図3 VHL欠損による発ガンメカニズムの一端
VHLは80%以上の散発性の腎透明細胞ガンにおいて欠損または発現抑制が報告されているガン抑制性遺伝子である。pVHLはVBC-Cul2ユビキチンリガーゼの基質認識サブユニットとして機能しており、
低酸素応答性転写因子であるHIF-aを酸素依存性にユビキチン化する。すなわち、VHL欠損により、細胞は正常酸素分圧化でもあたかも低酸素状態に感じてしまうことで発ガンの引き金が引かれる。


 VHL遺伝子はvon Hippel-Lindau(VHL)病の原因遺伝子として1993年に同定されました。VHL病は腎細胞癌、褐色細胞腫、網膜の血管腫、中枢神経系の血管芽腫など種々の良性悪性腫瘍により特徴づけられる常染色体優性遺伝性疾患です。また、VHLは80%以上の散発性の腎淡明細胞癌や小脳の血管芽腫においても欠損または発現抑制が報告されている癌抑制性遺伝子です。VHL遺伝子の産物pVHLはelonginB/C, Cullin2, Rbx1とVBC-Cul2複合体を形成することが知られていました。私たちはVBC-Cul2複合体がユビキチンリガーゼ活性を有しており,pVHLはその基質認識サブユニットとして機能していることを示し、ユビキチン修飾系の分子の異常が発ガンの引き金を弾くとの知見を初めて明らかにしました。

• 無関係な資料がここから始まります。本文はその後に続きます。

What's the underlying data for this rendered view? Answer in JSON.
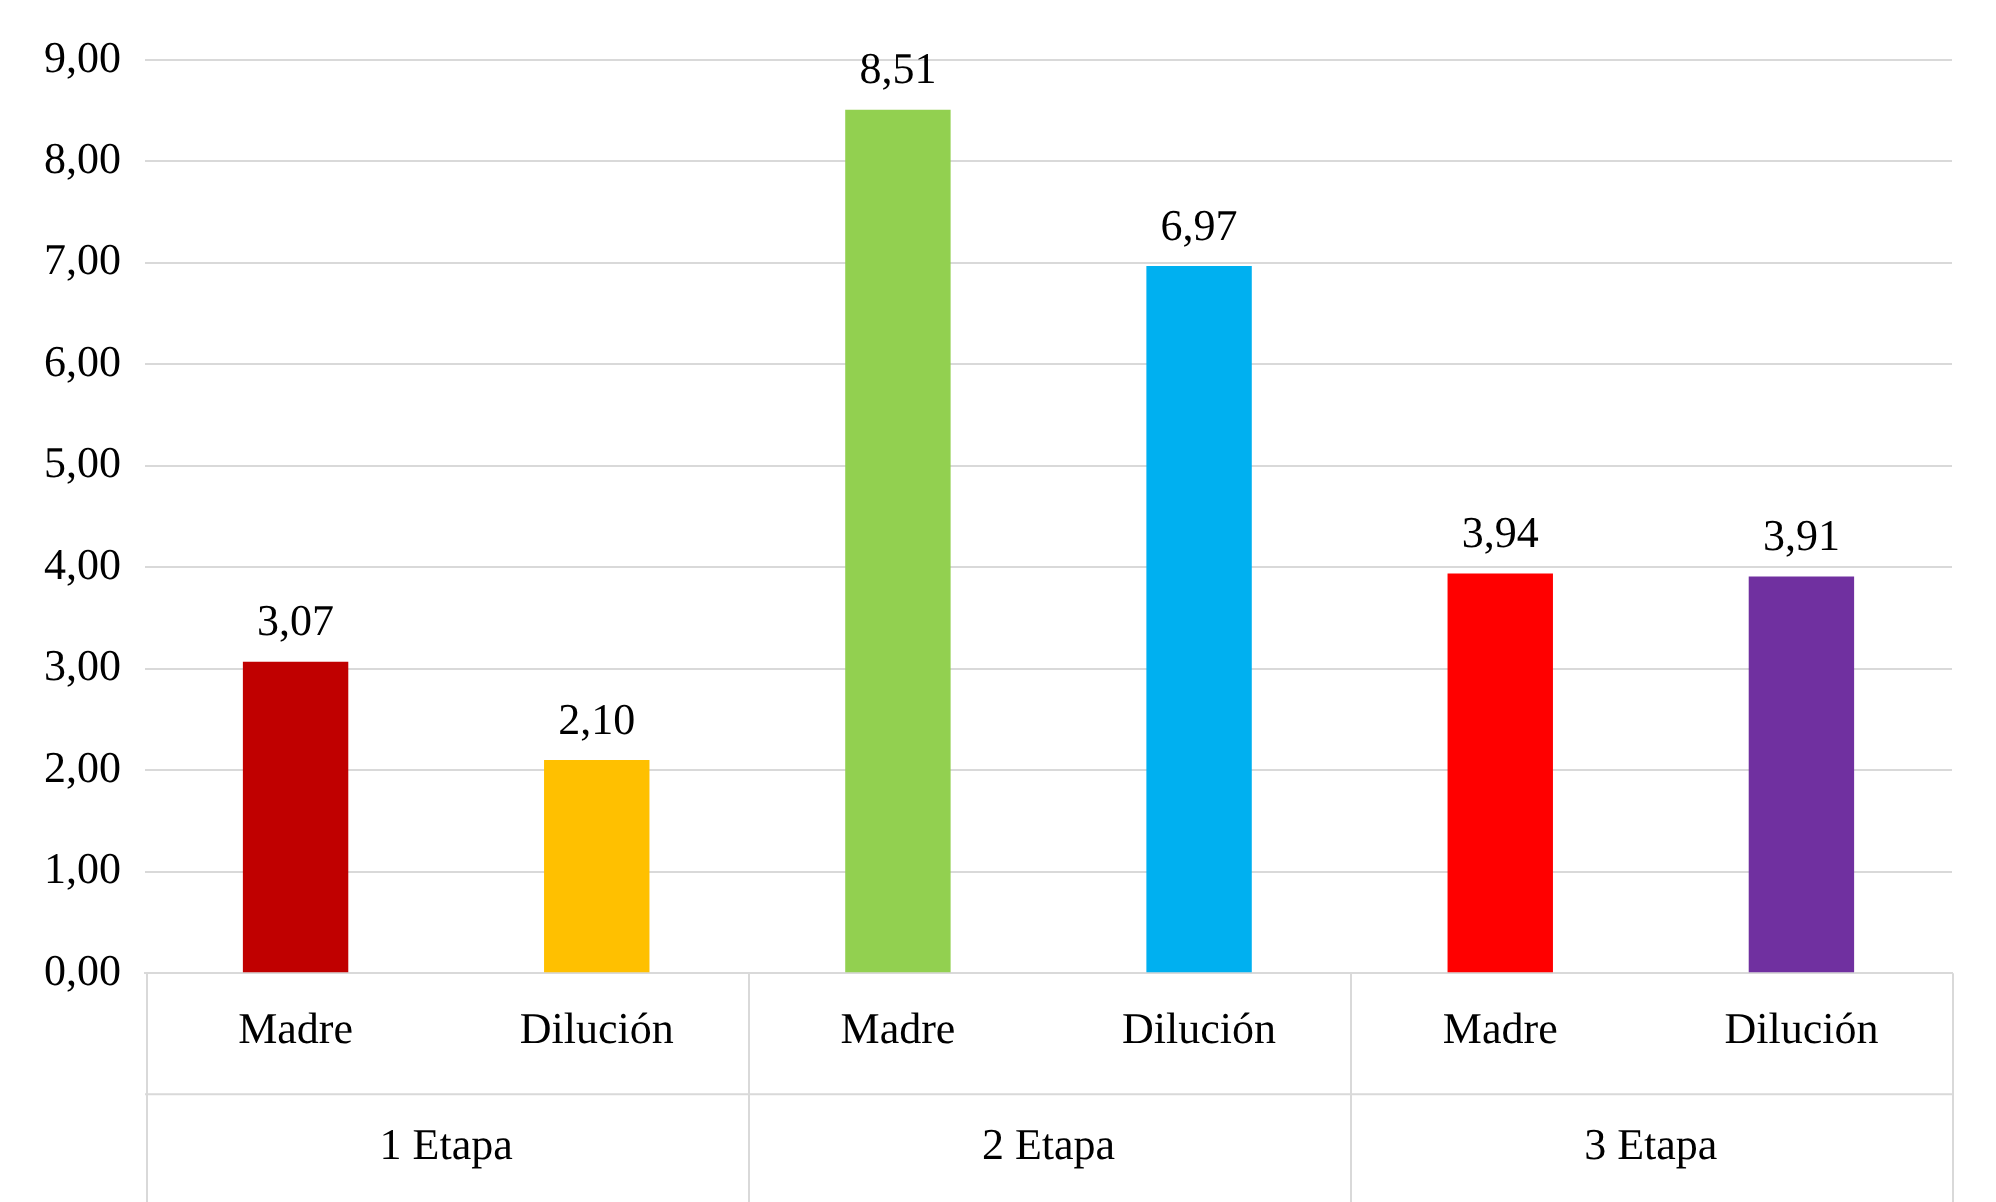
{
  "chart_data": {
    "type": "bar",
    "categories": [
      "Madre",
      "Dilución",
      "Madre",
      "Dilución",
      "Madre",
      "Dilución"
    ],
    "values": [
      3.07,
      2.1,
      8.51,
      6.97,
      3.94,
      3.91
    ],
    "colors": [
      "#c00000",
      "#ffc000",
      "#92d050",
      "#00b0f0",
      "#ff0000",
      "#7030a0"
    ],
    "value_labels": [
      "3,07",
      "2,10",
      "8,51",
      "6,97",
      "3,94",
      "3,91"
    ],
    "annotations": [
      "1 Etapa",
      "2 Etapa",
      "3 Etapa"
    ],
    "ylim": [
      0,
      9
    ],
    "yticks": [
      {
        "value": 0,
        "label": "0,00"
      },
      {
        "value": 1,
        "label": "1,00"
      },
      {
        "value": 2,
        "label": "2,00"
      },
      {
        "value": 3,
        "label": "3,00"
      },
      {
        "value": 4,
        "label": "4,00"
      },
      {
        "value": 5,
        "label": "5,00"
      },
      {
        "value": 6,
        "label": "6,00"
      },
      {
        "value": 7,
        "label": "7,00"
      },
      {
        "value": 8,
        "label": "8,00"
      },
      {
        "value": 9,
        "label": "9,00"
      }
    ],
    "grid": "y",
    "legend": false
  }
}
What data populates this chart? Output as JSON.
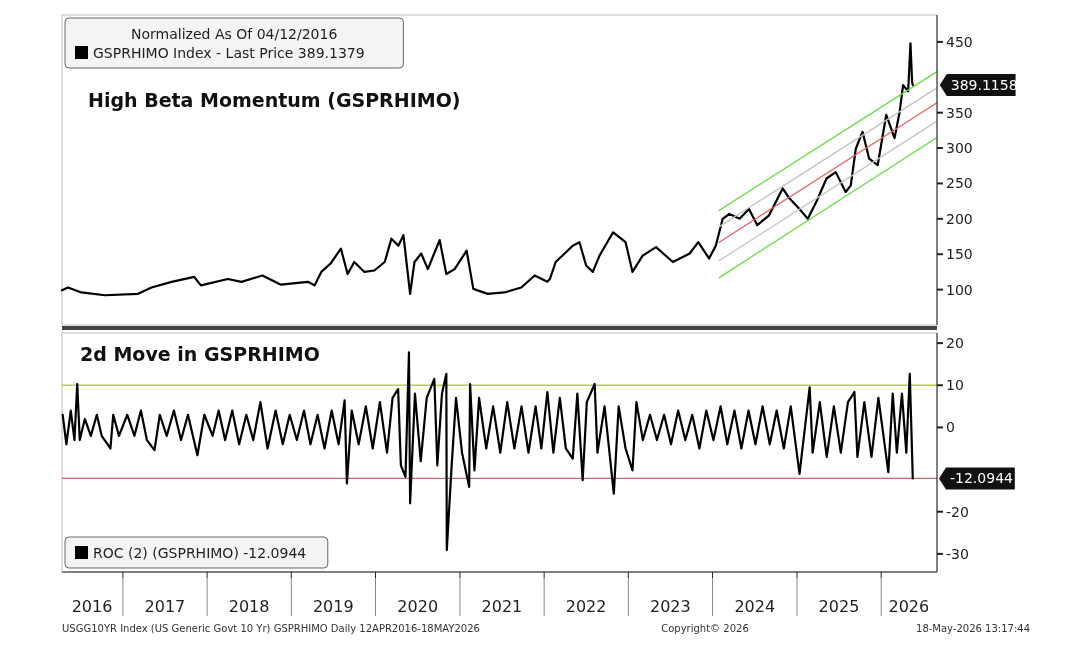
{
  "chart_data": [
    {
      "type": "line",
      "title": "High Beta Momentum (GSPRHIMO)",
      "legend_title": "Normalized As Of 04/12/2016",
      "legend": "top left",
      "tick_labels": "y",
      "xlim": [
        "2016-04-12",
        "2026-08-31"
      ],
      "ylim": [
        50,
        488
      ],
      "yticks": [
        100,
        150,
        200,
        250,
        300,
        350,
        450
      ],
      "series": [
        {
          "name": "GSPRHIMO Index - Last Price 389.1379",
          "color": "#000000",
          "x": [
            "2016-04-12",
            "2016-05-08",
            "2016-07-05",
            "2016-10-15",
            "2017-03-08",
            "2017-05-05",
            "2017-07-31",
            "2017-11-06",
            "2017-12-05",
            "2018-04-01",
            "2018-05-30",
            "2018-08-29",
            "2018-11-17",
            "2019-03-14",
            "2019-04-12",
            "2019-05-11",
            "2019-06-21",
            "2019-08-04",
            "2019-09-02",
            "2019-10-01",
            "2019-11-14",
            "2019-12-27",
            "2020-02-10",
            "2020-03-10",
            "2020-04-09",
            "2020-05-01",
            "2020-05-30",
            "2020-06-18",
            "2020-07-17",
            "2020-08-15",
            "2020-10-05",
            "2020-11-03",
            "2020-12-09",
            "2021-01-30",
            "2021-02-28",
            "2021-05-01",
            "2021-07-13",
            "2021-09-24",
            "2021-11-21",
            "2022-01-15",
            "2022-01-26",
            "2022-02-20",
            "2022-05-05",
            "2022-06-03",
            "2022-07-02",
            "2022-07-31",
            "2022-08-29",
            "2022-10-27",
            "2022-12-20",
            "2023-01-19",
            "2023-03-04",
            "2023-05-01",
            "2023-07-13",
            "2023-09-24",
            "2023-10-31",
            "2023-12-17",
            "2024-01-15",
            "2024-02-14",
            "2024-03-14",
            "2024-04-27",
            "2024-06-07",
            "2024-07-13",
            "2024-09-02",
            "2024-10-31",
            "2024-11-29",
            "2025-01-12",
            "2025-02-17",
            "2025-03-26",
            "2025-05-09",
            "2025-06-18",
            "2025-07-31",
            "2025-08-22",
            "2025-09-13",
            "2025-10-12",
            "2025-11-10",
            "2025-12-17",
            "2026-01-23",
            "2026-02-28",
            "2026-03-22",
            "2026-04-06",
            "2026-04-28",
            "2026-05-08",
            "2026-05-15",
            "2026-05-18"
          ],
          "values": [
            99,
            103,
            96,
            92,
            94,
            103,
            111,
            118,
            106,
            115,
            111,
            120,
            107,
            111,
            106,
            125,
            137,
            158,
            122,
            139,
            125,
            127,
            139,
            172,
            162,
            177,
            94,
            139,
            151,
            129,
            170,
            122,
            129,
            155,
            101,
            94,
            96,
            103,
            120,
            111,
            115,
            139,
            162,
            167,
            134,
            125,
            148,
            181,
            167,
            125,
            148,
            160,
            139,
            151,
            167,
            144,
            162,
            200,
            207,
            200,
            214,
            191,
            205,
            243,
            229,
            214,
            200,
            224,
            257,
            266,
            238,
            247,
            299,
            323,
            285,
            276,
            347,
            314,
            351,
            389,
            380,
            448,
            394,
            389
          ]
        },
        {
          "color": "#e06262",
          "x": [
            "2024-01-30",
            "2026-08-31"
          ],
          "values": [
            167,
            364
          ]
        },
        {
          "color": "#c4c4c4",
          "x": [
            "2024-01-30",
            "2026-08-31"
          ],
          "values": [
            189,
            385
          ]
        },
        {
          "color": "#c4c4c4",
          "x": [
            "2024-01-30",
            "2026-08-31"
          ],
          "values": [
            141,
            338
          ]
        },
        {
          "color": "#66dd44",
          "x": [
            "2024-01-30",
            "2026-08-31"
          ],
          "values": [
            212,
            408
          ]
        },
        {
          "color": "#66dd44",
          "x": [
            "2024-01-30",
            "2026-08-31"
          ],
          "values": [
            117,
            315
          ]
        }
      ],
      "annotations": [
        {
          "text": "389.1158",
          "x": "2026-05-18",
          "y": 389.1158
        }
      ]
    },
    {
      "type": "line",
      "title": "2d Move in GSPRHIMO",
      "legend": "bottom left",
      "xlim": [
        "2016-04-12",
        "2026-08-31"
      ],
      "ylim": [
        -34.3,
        22.4
      ],
      "yticks": [
        -30,
        -20,
        0,
        10,
        20
      ],
      "xticks": [
        {
          "value": "2016-08-20",
          "label": "2016"
        },
        {
          "value": "2017-01-01",
          "label": null
        },
        {
          "value": "2017-07-02",
          "label": "2017"
        },
        {
          "value": "2018-01-01",
          "label": null
        },
        {
          "value": "2018-07-02",
          "label": "2018"
        },
        {
          "value": "2019-01-01",
          "label": null
        },
        {
          "value": "2019-07-02",
          "label": "2019"
        },
        {
          "value": "2020-01-01",
          "label": null
        },
        {
          "value": "2020-07-02",
          "label": "2020"
        },
        {
          "value": "2021-01-01",
          "label": null
        },
        {
          "value": "2021-07-02",
          "label": "2021"
        },
        {
          "value": "2022-01-01",
          "label": null
        },
        {
          "value": "2022-07-02",
          "label": "2022"
        },
        {
          "value": "2023-01-01",
          "label": null
        },
        {
          "value": "2023-07-02",
          "label": "2023"
        },
        {
          "value": "2024-01-01",
          "label": null
        },
        {
          "value": "2024-07-02",
          "label": "2024"
        },
        {
          "value": "2025-01-01",
          "label": null
        },
        {
          "value": "2025-07-02",
          "label": "2025"
        },
        {
          "value": "2026-01-01",
          "label": null
        },
        {
          "value": "2026-05-01",
          "label": "2026"
        }
      ],
      "ref_lines": [
        {
          "axis": "y",
          "value": 10,
          "color": "#b5d334"
        },
        {
          "axis": "y",
          "value": -12.0944,
          "label": "-12.0944",
          "color": "#c86a7a"
        }
      ],
      "series": [
        {
          "name": "ROC (2) (GSPRHIMO) -12.0944",
          "color": "#000000",
          "x": [
            "2016-04-15",
            "2016-05-01",
            "2016-05-20",
            "2016-06-05",
            "2016-06-17",
            "2016-06-28",
            "2016-07-20",
            "2016-08-15",
            "2016-09-10",
            "2016-10-01",
            "2016-11-08",
            "2016-11-20",
            "2016-12-15",
            "2017-01-20",
            "2017-02-20",
            "2017-03-20",
            "2017-04-15",
            "2017-05-18",
            "2017-06-10",
            "2017-07-10",
            "2017-08-10",
            "2017-09-10",
            "2017-10-10",
            "2017-11-20",
            "2017-12-20",
            "2018-01-25",
            "2018-02-20",
            "2018-03-20",
            "2018-04-20",
            "2018-05-20",
            "2018-06-20",
            "2018-07-20",
            "2018-08-20",
            "2018-09-20",
            "2018-10-25",
            "2018-11-25",
            "2018-12-25",
            "2019-01-25",
            "2019-02-25",
            "2019-03-25",
            "2019-04-25",
            "2019-05-25",
            "2019-06-25",
            "2019-07-25",
            "2019-08-20",
            "2019-08-30",
            "2019-09-20",
            "2019-10-20",
            "2019-11-20",
            "2019-12-20",
            "2020-01-20",
            "2020-02-20",
            "2020-03-15",
            "2020-04-08",
            "2020-04-20",
            "2020-05-10",
            "2020-05-25",
            "2020-05-30",
            "2020-06-20",
            "2020-07-15",
            "2020-08-10",
            "2020-09-12",
            "2020-09-25",
            "2020-10-15",
            "2020-11-03",
            "2020-11-05",
            "2020-11-25",
            "2020-12-15",
            "2021-01-10",
            "2021-02-10",
            "2021-02-14",
            "2021-03-05",
            "2021-03-25",
            "2021-04-25",
            "2021-05-25",
            "2021-06-25",
            "2021-07-25",
            "2021-08-25",
            "2021-09-25",
            "2021-10-25",
            "2021-11-25",
            "2021-12-20",
            "2022-01-15",
            "2022-02-10",
            "2022-03-10",
            "2022-04-05",
            "2022-05-05",
            "2022-05-25",
            "2022-06-17",
            "2022-07-05",
            "2022-08-08",
            "2022-08-20",
            "2022-09-20",
            "2022-10-30",
            "2022-11-20",
            "2022-12-20",
            "2023-01-19",
            "2023-02-05",
            "2023-03-05",
            "2023-04-05",
            "2023-05-05",
            "2023-06-05",
            "2023-07-05",
            "2023-08-05",
            "2023-09-05",
            "2023-10-05",
            "2023-11-05",
            "2023-12-05",
            "2024-01-05",
            "2024-02-05",
            "2024-03-05",
            "2024-04-05",
            "2024-05-05",
            "2024-06-05",
            "2024-07-05",
            "2024-08-05",
            "2024-09-05",
            "2024-10-05",
            "2024-11-05",
            "2024-12-05",
            "2025-01-12",
            "2025-02-25",
            "2025-03-10",
            "2025-04-10",
            "2025-05-10",
            "2025-06-10",
            "2025-07-10",
            "2025-08-10",
            "2025-09-07",
            "2025-09-20",
            "2025-10-20",
            "2025-11-20",
            "2025-12-20",
            "2026-02-01",
            "2026-02-20",
            "2026-03-10",
            "2026-04-01",
            "2026-04-20",
            "2026-05-05",
            "2026-05-18"
          ],
          "values": [
            3,
            -4,
            4,
            -3,
            10.3,
            -3,
            2,
            -2,
            3,
            -2,
            -5,
            3,
            -2,
            3,
            -2,
            4,
            -3,
            -5.4,
            3,
            -2,
            4,
            -3,
            3,
            -6.6,
            3,
            -2,
            4,
            -3,
            4,
            -4,
            3,
            -3,
            6,
            -5,
            4,
            -4,
            3,
            -3,
            4,
            -4,
            3,
            -5,
            4,
            -4,
            6.4,
            -13.3,
            4,
            -4,
            5,
            -5,
            6,
            -6,
            7,
            9.1,
            -9,
            -11.7,
            17.8,
            -18,
            8,
            -8,
            7,
            11.5,
            -9,
            8,
            12.7,
            -29.1,
            -10,
            7,
            -6,
            -14.1,
            10.3,
            -10.2,
            7,
            -5,
            5,
            -6,
            6,
            -5,
            5,
            -6,
            5,
            -5,
            8.4,
            -6,
            7,
            -5,
            -7.4,
            8,
            -12.5,
            6,
            10.3,
            -6,
            5,
            -15.7,
            5,
            -5,
            -10.2,
            6,
            -3,
            3,
            -3,
            3,
            -4,
            4,
            -3,
            3,
            -5,
            4,
            -3,
            5,
            -4,
            4,
            -5,
            4,
            -4,
            5,
            -4,
            4,
            -5,
            5,
            -11,
            9.5,
            -6,
            6,
            -7,
            5,
            -6,
            6,
            8.4,
            -7,
            6,
            -7,
            7,
            -10.6,
            8,
            -6,
            8,
            -6,
            12.7,
            -12.0944
          ]
        }
      ],
      "annotations": [
        "USGG10YR Index (US Generic Govt 10 Yr) GSPRHIMO Daily 12APR2016-18MAY2026",
        "Copyright© 2026",
        "18-May-2026 13:17:44"
      ]
    }
  ]
}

 さらに、VBC-Cul2リガーゼが低酸素応答性転写因子であるHIF-aを酸素依存性にユビキチン修飾するリガーゼであることを示し,pVHL欠損により、細胞が正常酸素状態でもあたかも低酸素であるかのように感じることがガン化に引き金を引くことを明らかにしました。VBC-Cul2リガーゼはプロリン残基がヒドロキシル化されたHIF-aを選択的に識別されることが報告されています。

 高酸素分圧下でのHIF-aの半減期は約5分と非常に短いことが知られています。私たちは現在、VBC-Cul2リガーゼによるHIF-aのユビキチン依存性分解系をモデル系として、標的タンパク質のユビキチン化からプロテアソームによる分解に至るまでの経路に関して詳細に解析を進めています。

 また、私たちが新たに同定したユビキチンリガーゼが発ガンと密接に関わっていることが明らかになってきましたので、現在はそのリガーゼとによる発ガン機構に関しての研究を進めています。

さらに、順天堂大学の水野美邦教授・東京都臨床研の田中啓二所長代行らと若年型家族性パーキンソン病の原因遺伝子産物parkinがユビキチンリガーゼであることを明らかにしました。


c. 新規ポリユビキチン鎖によって制御される生命現象、タンパク質機能の解析


 
先にも述べましたが、ユビキチン修飾系の大きな特徴は標的タンパク質に結合するユビキチンは1つではなく、結合したユビキチンにユビキチンが付加することにより形成されるポリユビキチン鎖によって標的タンパク質の機能を制御する場合が多い点にあります。私たちが新たに同定したユビキチンリガーゼはこれまでのユビキチン研究の概念を超越したポリユビキチン鎖を形成することが明らかとなり、現在そのポリユビキチン鎖によって制御される生命現象、タンパク質機能の研究を精力的に進めています。